Breaking (for good) a data pipeline : Part 1

Bharani
4 min readJul 18, 2024

--

Introduction:

In one of the projects I am working on, its a typical ELT, Lakehouse architecture workload built on Azure. The focus point of discussion for this blog is the 3rd party API provider (highlighted in yellow in the architecture diagram below) and how it creates complexity in the data pipeline to split it into two parts.

High-level architecture

Situation:

One of the enrichments in this project is to use a 3rd party API to add some data to the transformed data and enrich it for business use. This API at present is transactional, meaning this API is called for each row of data in the transformed data.

The API was built for a different purpose but we are force-using it considering many other business + budget aspects calling it asynchronously from Python code.

There was ask from our team for a batch API which would take all the input transformed data and returns enriched data at once rather than having to call the API for each record, to save on performance, cost and time to process.
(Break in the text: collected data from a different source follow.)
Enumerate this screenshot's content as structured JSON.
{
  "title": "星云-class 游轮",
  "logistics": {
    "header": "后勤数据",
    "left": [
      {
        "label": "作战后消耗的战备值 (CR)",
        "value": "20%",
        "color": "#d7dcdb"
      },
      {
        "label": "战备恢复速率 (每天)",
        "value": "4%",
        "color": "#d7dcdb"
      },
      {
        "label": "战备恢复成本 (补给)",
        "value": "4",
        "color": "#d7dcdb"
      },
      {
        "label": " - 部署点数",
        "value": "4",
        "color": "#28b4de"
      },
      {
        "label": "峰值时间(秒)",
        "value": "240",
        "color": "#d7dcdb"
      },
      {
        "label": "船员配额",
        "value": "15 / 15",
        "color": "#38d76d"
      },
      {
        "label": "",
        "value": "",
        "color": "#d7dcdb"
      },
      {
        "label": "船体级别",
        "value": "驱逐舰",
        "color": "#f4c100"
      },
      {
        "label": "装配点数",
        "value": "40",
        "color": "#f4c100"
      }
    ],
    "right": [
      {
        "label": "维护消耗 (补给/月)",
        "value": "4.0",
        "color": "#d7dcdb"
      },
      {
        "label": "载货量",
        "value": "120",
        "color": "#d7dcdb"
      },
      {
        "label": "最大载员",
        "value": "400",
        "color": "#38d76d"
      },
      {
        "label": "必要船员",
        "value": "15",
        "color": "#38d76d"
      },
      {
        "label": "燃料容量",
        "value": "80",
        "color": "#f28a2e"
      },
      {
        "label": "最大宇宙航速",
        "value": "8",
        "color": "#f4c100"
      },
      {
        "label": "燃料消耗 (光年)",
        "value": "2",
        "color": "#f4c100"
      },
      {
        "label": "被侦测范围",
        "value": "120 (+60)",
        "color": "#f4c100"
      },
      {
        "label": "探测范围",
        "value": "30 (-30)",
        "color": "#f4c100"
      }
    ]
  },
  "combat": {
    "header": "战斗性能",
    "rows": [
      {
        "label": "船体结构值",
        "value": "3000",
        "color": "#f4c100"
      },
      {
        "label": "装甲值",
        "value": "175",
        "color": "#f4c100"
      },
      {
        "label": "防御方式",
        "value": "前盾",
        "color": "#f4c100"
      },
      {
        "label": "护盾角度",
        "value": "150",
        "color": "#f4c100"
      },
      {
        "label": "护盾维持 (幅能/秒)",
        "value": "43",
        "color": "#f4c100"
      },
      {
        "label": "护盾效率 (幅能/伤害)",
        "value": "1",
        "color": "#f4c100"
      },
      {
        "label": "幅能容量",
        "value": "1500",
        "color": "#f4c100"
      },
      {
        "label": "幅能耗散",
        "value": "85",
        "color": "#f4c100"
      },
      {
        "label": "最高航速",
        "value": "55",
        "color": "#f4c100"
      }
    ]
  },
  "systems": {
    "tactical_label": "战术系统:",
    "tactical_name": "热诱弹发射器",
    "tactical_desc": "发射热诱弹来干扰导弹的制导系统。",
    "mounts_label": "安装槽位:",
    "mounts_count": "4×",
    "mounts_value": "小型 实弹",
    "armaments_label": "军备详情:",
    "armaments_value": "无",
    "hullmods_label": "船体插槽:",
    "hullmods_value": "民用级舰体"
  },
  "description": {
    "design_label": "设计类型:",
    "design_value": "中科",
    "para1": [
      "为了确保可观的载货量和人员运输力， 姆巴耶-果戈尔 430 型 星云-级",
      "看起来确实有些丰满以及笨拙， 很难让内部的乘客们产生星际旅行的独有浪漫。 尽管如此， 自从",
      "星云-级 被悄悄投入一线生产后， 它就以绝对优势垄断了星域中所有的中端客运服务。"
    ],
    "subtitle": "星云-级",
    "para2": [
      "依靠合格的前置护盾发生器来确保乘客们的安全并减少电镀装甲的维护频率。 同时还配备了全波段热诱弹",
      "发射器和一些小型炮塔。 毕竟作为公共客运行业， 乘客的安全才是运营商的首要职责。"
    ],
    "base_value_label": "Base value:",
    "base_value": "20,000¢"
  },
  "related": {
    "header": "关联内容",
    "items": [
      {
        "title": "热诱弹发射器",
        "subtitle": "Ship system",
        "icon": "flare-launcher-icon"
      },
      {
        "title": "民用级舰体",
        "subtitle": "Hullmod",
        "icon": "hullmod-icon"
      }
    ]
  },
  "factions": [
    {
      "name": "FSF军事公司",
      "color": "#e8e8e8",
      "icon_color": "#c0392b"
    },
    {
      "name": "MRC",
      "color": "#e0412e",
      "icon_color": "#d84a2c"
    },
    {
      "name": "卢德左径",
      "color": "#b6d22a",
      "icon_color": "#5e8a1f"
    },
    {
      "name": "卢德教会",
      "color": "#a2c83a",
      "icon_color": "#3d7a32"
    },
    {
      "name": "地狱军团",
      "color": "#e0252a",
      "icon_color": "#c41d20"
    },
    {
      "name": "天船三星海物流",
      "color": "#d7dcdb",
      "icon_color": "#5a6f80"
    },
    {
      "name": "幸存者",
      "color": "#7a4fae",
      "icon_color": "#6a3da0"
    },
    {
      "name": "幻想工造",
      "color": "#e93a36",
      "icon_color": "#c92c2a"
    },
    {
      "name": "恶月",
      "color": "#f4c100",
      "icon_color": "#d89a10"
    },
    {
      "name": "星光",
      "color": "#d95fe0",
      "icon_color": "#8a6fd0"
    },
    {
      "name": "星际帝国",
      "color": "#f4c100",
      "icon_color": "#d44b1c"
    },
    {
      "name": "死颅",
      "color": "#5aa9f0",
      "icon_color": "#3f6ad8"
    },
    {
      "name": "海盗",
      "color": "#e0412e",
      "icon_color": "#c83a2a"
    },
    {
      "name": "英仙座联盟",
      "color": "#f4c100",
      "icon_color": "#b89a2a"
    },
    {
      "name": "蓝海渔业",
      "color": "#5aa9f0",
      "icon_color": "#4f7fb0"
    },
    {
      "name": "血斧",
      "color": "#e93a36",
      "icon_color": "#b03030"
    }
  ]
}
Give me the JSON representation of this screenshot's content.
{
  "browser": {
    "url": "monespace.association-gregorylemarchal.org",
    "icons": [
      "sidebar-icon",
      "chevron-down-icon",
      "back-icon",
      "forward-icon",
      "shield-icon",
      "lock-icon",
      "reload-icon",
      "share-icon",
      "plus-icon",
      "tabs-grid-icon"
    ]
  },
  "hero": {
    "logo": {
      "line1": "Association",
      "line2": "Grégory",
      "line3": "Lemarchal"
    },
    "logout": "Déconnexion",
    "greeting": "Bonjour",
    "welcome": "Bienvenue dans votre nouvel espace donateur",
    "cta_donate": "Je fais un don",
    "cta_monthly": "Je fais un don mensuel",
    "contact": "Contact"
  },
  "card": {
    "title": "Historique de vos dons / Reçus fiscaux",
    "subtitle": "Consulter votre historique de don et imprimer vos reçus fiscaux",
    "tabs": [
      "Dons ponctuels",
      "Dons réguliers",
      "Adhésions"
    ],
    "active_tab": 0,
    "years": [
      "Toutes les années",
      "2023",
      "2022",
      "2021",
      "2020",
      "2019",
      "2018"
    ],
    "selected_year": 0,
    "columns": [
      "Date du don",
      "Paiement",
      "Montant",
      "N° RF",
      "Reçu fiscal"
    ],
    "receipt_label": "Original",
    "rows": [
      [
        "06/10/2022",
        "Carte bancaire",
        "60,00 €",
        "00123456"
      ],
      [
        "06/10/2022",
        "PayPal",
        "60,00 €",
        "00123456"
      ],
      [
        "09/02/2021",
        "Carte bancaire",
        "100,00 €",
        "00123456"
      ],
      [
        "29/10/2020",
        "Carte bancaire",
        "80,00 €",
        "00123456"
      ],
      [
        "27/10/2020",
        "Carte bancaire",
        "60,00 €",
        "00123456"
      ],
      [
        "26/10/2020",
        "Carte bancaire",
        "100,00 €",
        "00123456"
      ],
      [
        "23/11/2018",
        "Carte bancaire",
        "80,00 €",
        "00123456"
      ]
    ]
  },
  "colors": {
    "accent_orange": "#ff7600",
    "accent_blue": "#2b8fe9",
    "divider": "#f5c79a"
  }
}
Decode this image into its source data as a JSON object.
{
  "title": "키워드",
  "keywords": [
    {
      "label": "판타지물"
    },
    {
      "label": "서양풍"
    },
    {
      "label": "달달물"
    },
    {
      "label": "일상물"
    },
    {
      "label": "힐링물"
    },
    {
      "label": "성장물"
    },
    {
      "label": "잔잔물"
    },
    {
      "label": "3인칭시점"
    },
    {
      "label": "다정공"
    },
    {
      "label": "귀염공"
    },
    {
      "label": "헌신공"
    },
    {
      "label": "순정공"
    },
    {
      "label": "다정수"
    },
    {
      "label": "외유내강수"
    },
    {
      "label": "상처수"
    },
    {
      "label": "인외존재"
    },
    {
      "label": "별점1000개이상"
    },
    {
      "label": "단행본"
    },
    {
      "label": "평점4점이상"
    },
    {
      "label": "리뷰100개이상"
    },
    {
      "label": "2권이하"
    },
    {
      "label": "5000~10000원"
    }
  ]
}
Ask has been answered and we are given a batch API which would accept records in batch of 1000 rows per call (if a given ingestion run has more than 5k rows, we have to split the rows and call in batches). Once we call this batch API, we get back a batch id with which we would be able to get the results later when the batch API is done with processing of all the batches for a given ingestion pipeline run.

Why break pipeline into two:

When the API was transactional, though it had its demerits we were getting instant results for each row and the data pipeline runs to completion at one stretch. With the Batch AI Challenge is that:

  1. API requests are queued by the API processor and ran in sequence
  2. Once we invoke a batch, we get back a batch id which has to be recorded in a store in order to identify the ingestion pipeline later when batch results are ready
  3. When the results are ready, we are notified (with batch id) thru a custom webhook service that we have to build and expose to the API provider.
Working of Batch API request — response flow

4. This custom webhook is implemented using Azure Logic apps (Standard)

5. It has an ‘HTTP Request (when a http request is received)’ action / trigger which would act upon invoke to execute subsequent actions in the flow.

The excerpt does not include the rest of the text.